OMAN – O l’informazione professionale resta un bene pubblico, un “bene comune” da coltivare e accompagnare nell’evoluzione delle società e delle comunicazioni con l’obiettivo di una piena cittadinanza dei popoli, oppure l’informazione diventerà sempre più un semplice “asset”, un prodotto come un altro, un semplice “contenuto” in rete che avrà sempre il suo contraltare tra fake news e propaganda. Siamo a un punto di svolta rispetto a cosa ci aspettiamo dal comparto dell’informazione, e se il messaggio che emerge dal 31esimo congresso mondiale dei giornalisti in corso in Oman è quello di colleghi sotto attacco dal punto di vista retributivo e della stabilità lavorativa, in Italia i sostegni garantiti al sistema durante la pandemia non ha intaccato le ampie sacche di lavoro povero e precariato. Il congresso mondiale si è aperto con un emozionante ricordo di Shereen Abu Aqleh, giornalista palestinese di Al Jazeera uccisa da un colpo di pistola mentre svolgeva il suo lavoro.
La delegazione italiana al congresso mondiale dei giornalisti con il segretario generale Fnsi, Raffaele Lorusso, gli aggiunti Anna Del Freo e chi scrive, insieme con il direttore Fnsi, Tommaso Daquanno e la presidente della Cpo, Mimma Calligaris,
Si contano i posti di lavoro persi, si osservano retribuzioni in diminuzione e un precariato dilagante. Il quadro dell’informazione è a tinte decisamente fosche, ed il problema non riguarda i giornalisti in quanto tali ma riguarda le società civili e la qualità stessa della democrazia. Due eventi epocali di questi anni come la pandemia di Sars-Cov2 e l’invasione dell’Ucraina da parte della Russia ci portano alla realtà dei fatti: corrispondenze realizzate in gran parte da freelance, come mai prima. Colleghe e colleghi senza tutele che cercano di colmare il vuoto lasciato da editori che in questi anni hanno pensato solo a ridurre il costo del lavoro – con una contestuale diminuzione della qualità dei contenuti – con la creazione di un numero sempre maggiore di giornalisti precari, autonomi solo sulla carta, senza diritti e tutele: veri e propri “rider dell’informazione” che si trovano a reggere interi settori informativi, corrispondenze, pagine e servizi che dovrebbero essere di competenza di giornalisti subordinati, con tutte le tutele previste per chi fa parte integrante del diritto-dovere di informare ed essere informati nato dalla Costituzione.
La mobilitazione lanciata dalla Commissione nazionale lavoro autonomo della Fnsi e dal presidente Fnsi, Giuseppe Giulietti, è una strada obbligata per riportare al centro del dibattito la qualità del lavoro e dell’informazione in Italia.

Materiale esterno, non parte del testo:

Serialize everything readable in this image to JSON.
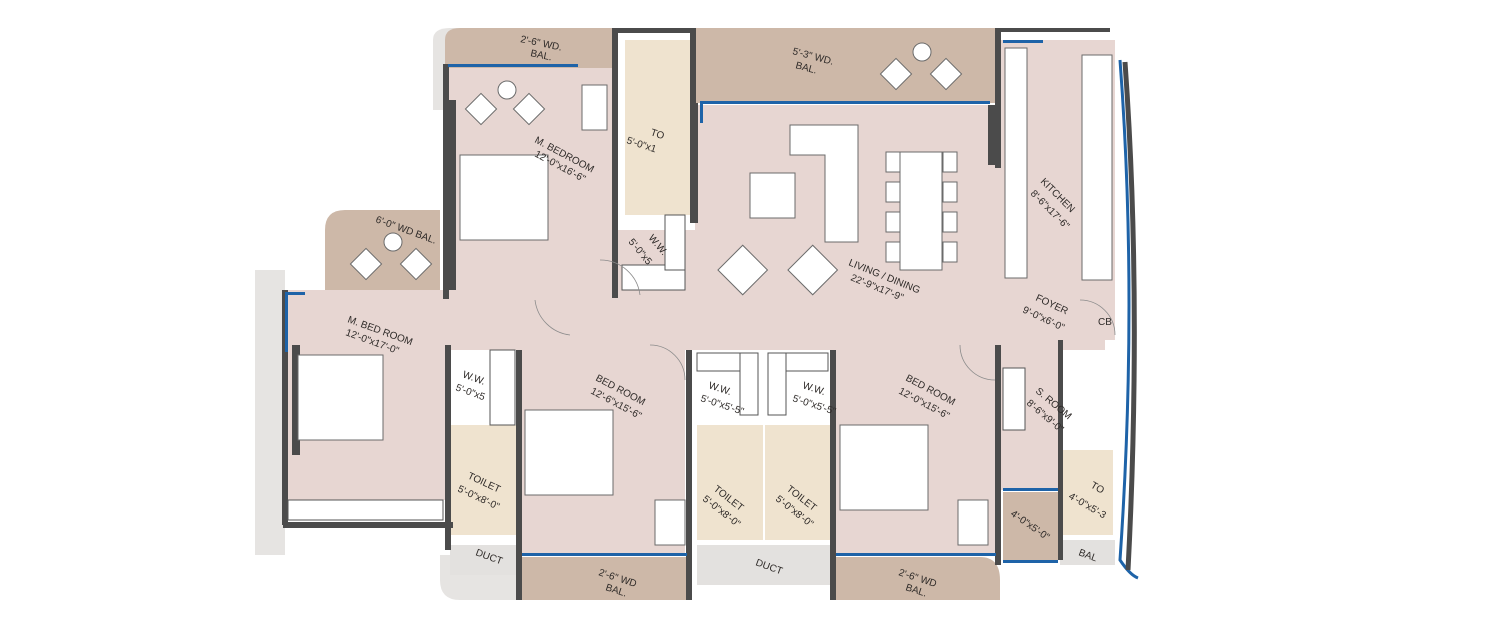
{
  "plan": {
    "labels": {
      "bal_top_left": [
        "2'-6\" WD.",
        "BAL."
      ],
      "bal_top_center": [
        "5'-3\" WD.",
        "BAL."
      ],
      "bal_left": "6'-0\" WD BAL.",
      "m_bedroom": [
        "M. BEDROOM",
        "12'-0\"x16'-6\""
      ],
      "toilet_top": [
        "TO",
        "5'-0\"x1"
      ],
      "ww_top": [
        "W.W.",
        "5'-0\"x5"
      ],
      "kitchen": [
        "KITCHEN",
        "8'-6\"x17'-6\""
      ],
      "living": [
        "LIVING / DINING",
        "22'-9\"x17'-9\""
      ],
      "foyer": [
        "FOYER",
        "9'-0\"x6'-0\""
      ],
      "m_bed_room": [
        "M. BED ROOM",
        "12'-0\"x17'-0\""
      ],
      "ww_left": [
        "W.W.",
        "5'-0\"x5"
      ],
      "bedroom_mid": [
        "BED ROOM",
        "12'-6\"x15'-6\""
      ],
      "ww_mid_left": [
        "W.W.",
        "5'-0\"x5'-5\""
      ],
      "ww_mid_right": [
        "W.W.",
        "5'-0\"x5'-5\""
      ],
      "bedroom_right": [
        "BED ROOM",
        "12'-0\"x15'-6\""
      ],
      "s_room": [
        "S. ROOM",
        "8'-6\"x9'-0\""
      ],
      "toilet_left": [
        "TOILET",
        "5'-0\"x8'-0\""
      ],
      "toilet_mid_left": [
        "TOILET",
        "5'-0\"x8'-0\""
      ],
      "toilet_mid_right": [
        "TOILET",
        "5'-0\"x8'-0\""
      ],
      "toilet_right": [
        "TO",
        "4'-0\"x5'-3"
      ],
      "store": "4'-0\"x5'-0\"",
      "bal_bottom_left": [
        "2'-6\" WD",
        "BAL."
      ],
      "bal_bottom_right": [
        "2'-6\" WD",
        "BAL."
      ],
      "duct_left": "DUCT",
      "duct_mid": "DUCT",
      "duct_right": "BAL",
      "cb": "CB"
    },
    "colors": {
      "room": "#e7d6d2",
      "balcony": "#cdb8a8",
      "wet": "#efe3cf",
      "wall": "#4b4b4b",
      "glass": "#1e63a8"
    }
  }
}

«Ci troviamo nella paradossale situazione in cui la politica e le direzioni dei giornali lodano croniste e cronisti impegnati in Ucraina ignorando, o facendo finta di ignorare, che si tratta spesso di colleghi precari, freelance, senza contratto né assicurazione e senza un equo compenso che sia esigibile. Nei momenti di crisi più devastanti, durante la pandemia prima e nel conflitto in Ucraina adesso, l’importanza e la necessità della presenza dei giornalisti in prima linea è chiara a tutti. Il fatto che questi giornalisti siano spesso privi di tutele è una questione che dovrebbe riguardare anche il governo, al quale chiediamo di occuparsi di una tutela pubblica per i cronisti precari impegnati al fronte, a partire da un’assicurazione che li copra in caso di danni a loro stessi o agli equipaggiamenti. La consapevolezza del livello abnorme di precarietà di cui è vittima l’informazione italiana è il primo passo per prendere adeguate contromisure, a partire da equo compenso e tutele per i freelance». Questo l’allarme di Clan Fnsi. «L’esigenza di una mobilitazione nazionale contro l’insieme delle storture del sistema informazione, che si regge sempre di più su lavoro povero e senza diritti. Così ad essere precari sono i principi di libertà di stampa garantiti dalla Costituzione. Un problema che riguarda tutti i cittadini, la qualità della democrazia, la lotta alle fake news e il livello del dibattito pubblico del nostro Paese». Una mobilitazione che non deve riaguardare solo i giornalisti o ancora peggio solo i giornalisti autonomi. E’ un problema che riguarda tutti e al quale è chiamato a rispondere il Governo italiano che latita sulla determinazione delle tariffe sull’equo compenso. Se non ora, quando?